PM: Like many writers in this country, you make most of your living as a teacher of writing. Teaching, though, is clearly far more than a day job for you; I know from seeing you in action and having spoken to your students that you are a gifted and inspiring teacher. Is there a connection between your teaching and writing? In what ways does one affect the other?

RH: Sounds like my job-interview question. But thanks again. I think the two things affect each other the way any two creative acts done by the same mind mutually affect one another. Leibniz once said that wisdom is understanding that all things are connected, and as you age, you'll be given the chance to see how. I love him for that. I love my students. I love teaching them. I love seeing them growing as minds and as people with what they read and write. In many ways I teach my students with the sense that we're in this together to make the best work appear on the page. When I have that sense of shared mission with them, just as I have had it with people whose poems and essays and stories I've worked on with them, then there's very little difference between teaching and editing. So in that sense, teaching and writing spring from the same source.
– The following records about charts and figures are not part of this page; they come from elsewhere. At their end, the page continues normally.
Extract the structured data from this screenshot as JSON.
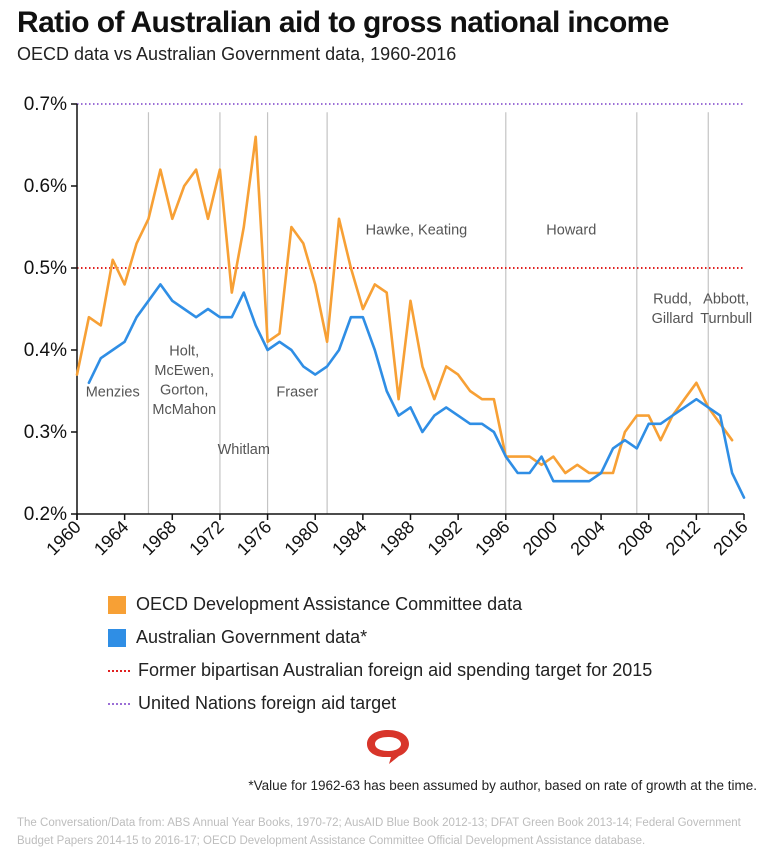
{
  "header": {
    "title": "Ratio of Australian aid to gross national income",
    "subtitle": "OECD data vs Australian Government data, 1960-2016"
  },
  "chart_data": {
    "type": "line",
    "title": "Ratio of Australian aid to gross national income",
    "subtitle": "OECD data vs Australian Government data, 1960-2016",
    "xlabel": "",
    "ylabel": "",
    "xlim": [
      1960,
      2016
    ],
    "ylim": [
      0.2,
      0.7
    ],
    "x_ticks": [
      1960,
      1964,
      1968,
      1972,
      1976,
      1980,
      1984,
      1988,
      1992,
      1996,
      2000,
      2004,
      2008,
      2012,
      2016
    ],
    "y_ticks": [
      {
        "value": 0.2,
        "label": "0.2%"
      },
      {
        "value": 0.3,
        "label": "0.3%"
      },
      {
        "value": 0.4,
        "label": "0.4%"
      },
      {
        "value": 0.5,
        "label": "0.5%"
      },
      {
        "value": 0.6,
        "label": "0.6%"
      },
      {
        "value": 0.7,
        "label": "0.7%"
      }
    ],
    "series": [
      {
        "name": "OECD Development Assistance Committee data",
        "color": "#f7a035",
        "x": [
          1960,
          1961,
          1962,
          1963,
          1964,
          1965,
          1966,
          1967,
          1968,
          1969,
          1970,
          1971,
          1972,
          1973,
          1974,
          1975,
          1976,
          1977,
          1978,
          1979,
          1980,
          1981,
          1982,
          1983,
          1984,
          1985,
          1986,
          1987,
          1988,
          1989,
          1990,
          1991,
          1992,
          1993,
          1994,
          1995,
          1996,
          1997,
          1998,
          1999,
          2000,
          2001,
          2002,
          2003,
          2004,
          2005,
          2006,
          2007,
          2008,
          2009,
          2010,
          2011,
          2012,
          2013,
          2014,
          2015
        ],
        "values": [
          0.37,
          0.44,
          0.43,
          0.51,
          0.48,
          0.53,
          0.56,
          0.62,
          0.56,
          0.6,
          0.62,
          0.56,
          0.62,
          0.47,
          0.55,
          0.66,
          0.41,
          0.42,
          0.55,
          0.53,
          0.48,
          0.41,
          0.56,
          0.5,
          0.45,
          0.48,
          0.47,
          0.34,
          0.46,
          0.38,
          0.34,
          0.38,
          0.37,
          0.35,
          0.34,
          0.34,
          0.27,
          0.27,
          0.27,
          0.26,
          0.27,
          0.25,
          0.26,
          0.25,
          0.25,
          0.25,
          0.3,
          0.32,
          0.32,
          0.29,
          0.32,
          0.34,
          0.36,
          0.33,
          0.31,
          0.29
        ]
      },
      {
        "name": "Australian Government data*",
        "color": "#2f8ee5",
        "x": [
          1961,
          1962,
          1963,
          1964,
          1965,
          1966,
          1967,
          1968,
          1969,
          1970,
          1971,
          1972,
          1973,
          1974,
          1975,
          1976,
          1977,
          1978,
          1979,
          1980,
          1981,
          1982,
          1983,
          1984,
          1985,
          1986,
          1987,
          1988,
          1989,
          1990,
          1991,
          1992,
          1993,
          1994,
          1995,
          1996,
          1997,
          1998,
          1999,
          2000,
          2001,
          2002,
          2003,
          2004,
          2005,
          2006,
          2007,
          2008,
          2009,
          2010,
          2011,
          2012,
          2013,
          2014,
          2015,
          2016
        ],
        "values": [
          0.36,
          0.39,
          0.4,
          0.41,
          0.44,
          0.46,
          0.48,
          0.46,
          0.45,
          0.44,
          0.45,
          0.44,
          0.44,
          0.47,
          0.43,
          0.4,
          0.41,
          0.4,
          0.38,
          0.37,
          0.38,
          0.4,
          0.44,
          0.44,
          0.4,
          0.35,
          0.32,
          0.33,
          0.3,
          0.32,
          0.33,
          0.32,
          0.31,
          0.31,
          0.3,
          0.27,
          0.25,
          0.25,
          0.27,
          0.24,
          0.24,
          0.24,
          0.24,
          0.25,
          0.28,
          0.29,
          0.28,
          0.31,
          0.31,
          0.32,
          0.33,
          0.34,
          0.33,
          0.32,
          0.25,
          0.22
        ]
      }
    ],
    "reference_lines": [
      {
        "name": "Former bipartisan Australian foreign aid spending target for 2015",
        "value": 0.5,
        "color": "#e02020",
        "style": "dotted"
      },
      {
        "name": "United Nations foreign aid target",
        "value": 0.7,
        "color": "#9b6fd6",
        "style": "dotted"
      }
    ],
    "governments": [
      {
        "label": "Menzies",
        "start": 1960,
        "end": 1966,
        "label_lines": [
          "Menzies"
        ],
        "label_y": 0.343
      },
      {
        "label": "Holt, McEwen, Gorton, McMahon",
        "start": 1966,
        "end": 1972,
        "label_lines": [
          "Holt,",
          "McEwen,",
          "Gorton,",
          "McMahon"
        ],
        "label_y": 0.393
      },
      {
        "label": "Whitlam",
        "start": 1972,
        "end": 1976,
        "label_lines": [
          "Whitlam"
        ],
        "label_y": 0.273
      },
      {
        "label": "Fraser",
        "start": 1976,
        "end": 1981,
        "label_lines": [
          "Fraser"
        ],
        "label_y": 0.343
      },
      {
        "label": "Hawke, Keating",
        "start": 1981,
        "end": 1996,
        "label_lines": [
          "Hawke, Keating"
        ],
        "label_y": 0.541
      },
      {
        "label": "Howard",
        "start": 1996,
        "end": 2007,
        "label_lines": [
          "Howard"
        ],
        "label_y": 0.541
      },
      {
        "label": "Rudd, Gillard",
        "start": 2007,
        "end": 2013,
        "label_lines": [
          "Rudd,",
          "Gillard"
        ],
        "label_y": 0.457
      },
      {
        "label": "Abbott, Turnbull",
        "start": 2013,
        "end": 2016,
        "label_lines": [
          "Abbott,",
          "Turnbull"
        ],
        "label_y": 0.457
      }
    ],
    "era_dividers": [
      1966,
      1972,
      1976,
      1981,
      1996,
      2007,
      2013
    ]
  },
  "legend": {
    "items": [
      {
        "label": "OECD Development Assistance Committee data",
        "color": "#f7a035",
        "kind": "swatch"
      },
      {
        "label": "Australian Government data*",
        "color": "#2f8ee5",
        "kind": "swatch"
      },
      {
        "label": "Former bipartisan Australian foreign aid spending target for 2015",
        "color": "#e02020",
        "kind": "dotted"
      },
      {
        "label": "United Nations foreign aid target",
        "color": "#9b6fd6",
        "kind": "dotted"
      }
    ]
  },
  "logo": {
    "icon": "the-conversation-logo-icon",
    "color": "#d8352a"
  },
  "footnote": "*Value for 1962-63 has been assumed by author, based on rate of growth at the time.",
  "source": "The Conversation/Data from: ABS Annual Year Books, 1970-72; AusAID Blue Book 2012-13; DFAT Green Book 2013-14; Federal Government Budget Papers 2014-15 to 2016-17; OECD Development Assistance Committee Official Development Assistance database."
}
I don't mean writing as in "finding out what to say"-- either life or the Departmental assignment sheet will tell you what that is.
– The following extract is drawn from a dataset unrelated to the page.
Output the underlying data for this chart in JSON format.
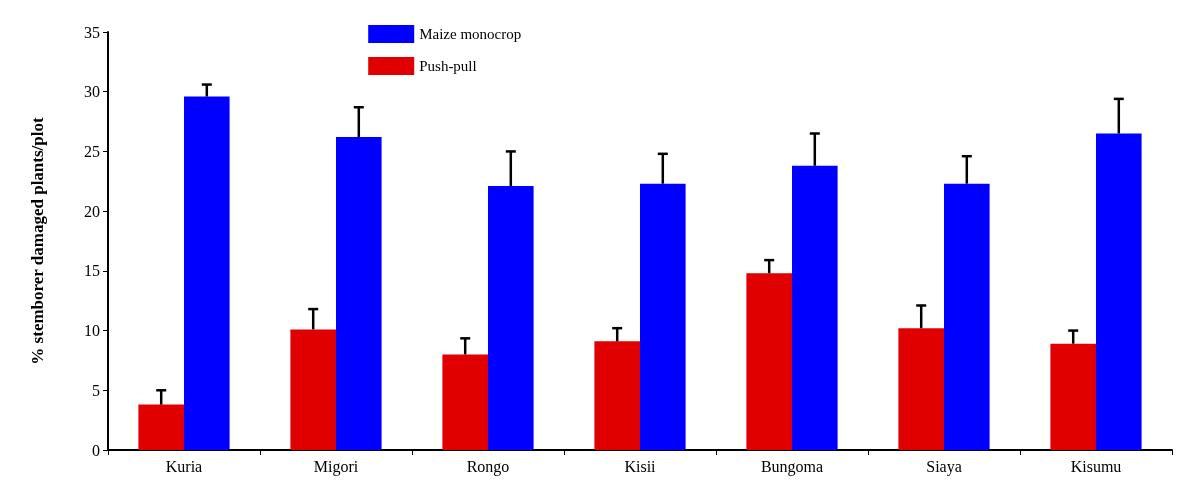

I mean writing in the sense that you work with the words that have got themselves down on the page the way you work with clay that somehow found its way to your wheel. Teaching for me is very much a project of sharing mastery, of helping people gain control of their language. If you can do that, then all the good stuff that comes from education can get in -- and I mean the power to think about your life, about books, about your art, about your future and your wounds. And once that is allowed into their lives, I see my students start taking charge of their own learning. And then we're away. I'd like to think that the subjective experience of learning is the same as the subjective experience of being taken into a poem -- either as writer or reader -- an ecstatic experience, literally one in which you forget yourself for a while and return to that self different -- and happier -- than you were when you left.

PM: Finally, would you like to give us a sense of your latest work? Is there a new book in the works?
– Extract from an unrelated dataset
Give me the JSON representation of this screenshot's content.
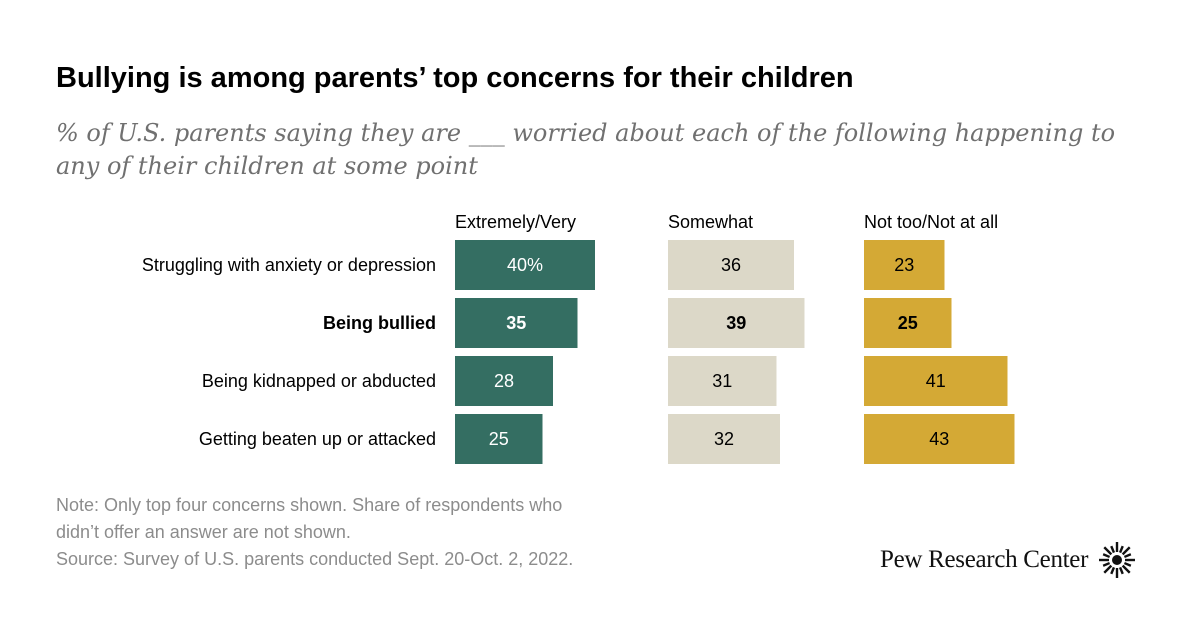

RH: Today the title is "Worthy of His Fall" and it looks like it's going to be a book about mortality, at least my mortality -- yours, too, if the poems work. My children are growing, my parents aging -- my Dad's just got through a bout of cancer; many of the people I've named already today are dead, people very important to me. The world has slid into war. So I'm feeling my own limits -- I think probably everyone is -- much more now than 3 or 4 years ago. That sounds like a lot of laughs, doesn't it? It can't be as celebratory a book as either Hero or Big Breath, but I hope it's as beautiful if not more than these. I remember when Emma got sick right after her birth, and then a couple of years later, Lisa, my wife, and I had to prepare ourselves, and one of the things that ran through my mind was "what is this trying to teach me?" Not that I believe in a divine mind or plan or power behind events, but I found that asking that question made me grow through things. It was my way of not only dealing with things, but letting the world in, particularly when it was bringing things I didn't want or like. The title poem is from a sequence about my father's cancer -- but less about the cancer than about the family truths that came out as a result of it. I would never have wished that sickness on him, but I know that through it we both came to an understanding of each other and the world that we had never had outside the poems we'd recite by heart together. When I think of the poems already written for it, I think of them as returning me to that most primitive feeling I've had with the words as they came from my father's mouth.

PM: Thanks for taking the time to talk to us, Richard.

RH: Thank you for asking. It's been good to think with you.